Propagandists have been at work in Russia no less than in the West. The most recent evidence we have indicates that Russian support for the war is more or less unchanged since it began, despite the fact that Russians now realize the war will be longer and more costly than first assumed. What’s more, Putin’s approval rating is up—not down. Are a small number of Russians protesting the war, at great personal risk? Yes, and just as notable is the vicious public scorn that ordinary Russians pour on these dissidents, as the country rallies around the flag and girds itself for what their leader describes as an existential struggle against Western “imperialism” and “fascism.”
That Western policymakers and opinion leaders are unable to dictate public opinion in Russia is perhaps not surprising, but their failure to accurately gauge, or intelligently manage, world opinion is ultimately more telling. In China, for example, 79 percent of those polled in December/January view Russia as an “ally” or as a “necessary partner,” and just 20 percent see Russia as a “rival” or an “adversary.” The equivalent numbers in the United States are 14 percent and 71 percent, respectively: a near perfect reversal.
Our failure to propagate our preferred narrative about the Russia-Ukraine War goes far beyond China, however. Elsewhere, 80 percent of Indians view Russia as an “ally” or as a “necessary partner,” as do 69 percent of Turks (fellow members of NATO). The same poll finds the international community deeply skeptical of Western claims that it is fighting (indirectly) in Ukraine for “democracy.” Instead, the prevailing view is that obsessive U.S. and Western engagement in the conflict is generated by self-interest and a desire for “dominance.” Even the notion that the current war has exposed Russian weakness, an almost universal view in the West, is not shared internationally.
The key takeaway here should be that, while Americans and Europeans are more convinced than ever of the justice of their cause and of the inevitability of their victory in Ukraine (combined, of course, with their ironclad determination to do none of the fighting themselves), Russia and its key global partners see events in Ukraine in a completely different light. As long as they continue to do so, and as long as they continue to possess the means to resist the Western onslaught, we can expect that this war will grind on—relentlessly consuming the military and economic resources of Russia, Ukraine, and the West, and just as steadily eroding the credibility and legitimacy of the Western elite on the world stage.
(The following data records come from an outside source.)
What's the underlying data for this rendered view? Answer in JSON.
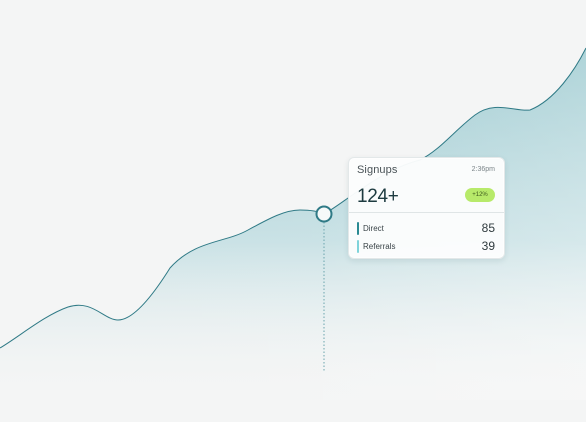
{
  "tooltip": {
    "title": "Signups",
    "time": "2:36pm",
    "value": "124+",
    "change": "+12%",
    "rows": [
      {
        "label": "Direct",
        "value": "85"
      },
      {
        "label": "Referrals",
        "value": "39"
      }
    ]
  },
  "colors": {
    "background": "#f4f5f5",
    "area_top": "#9fcbd1",
    "line": "#2f7a86",
    "direct_bar": "#2a8a92",
    "referrals_bar": "#7fd3da",
    "badge": "#b7ea6a"
  },
  "chart_data": {
    "type": "area",
    "title": "",
    "xlabel": "",
    "ylabel": "",
    "series": [
      {
        "values": [
          55,
          57,
          62,
          68,
          72,
          76,
          75,
          79,
          80,
          83,
          85,
          90,
          92,
          93
        ]
      }
    ],
    "highlighted_index": 10,
    "grid": false
  }
}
In the end, we will be lucky if only the Western-dominated global order is extinguished by the Russia-Ukraine War. The greater danger is that a wider conflict could imperil the very existence of Russia and the West, not to mention countries like China and India, which for the moment are merely watching the antics with a jaundiced eye, and believing little or nothing of what they hear about the conflict from us. They have yet to turn unambiguously against us, true, but we should be under no illusion that they are, or ever will be, “with us,” either.
Instead, it is we, and we alone, who will have to beat back the rampaging hordes of barbaric Russians, or, perhaps, sit down with them and talk, as we did in days of yore?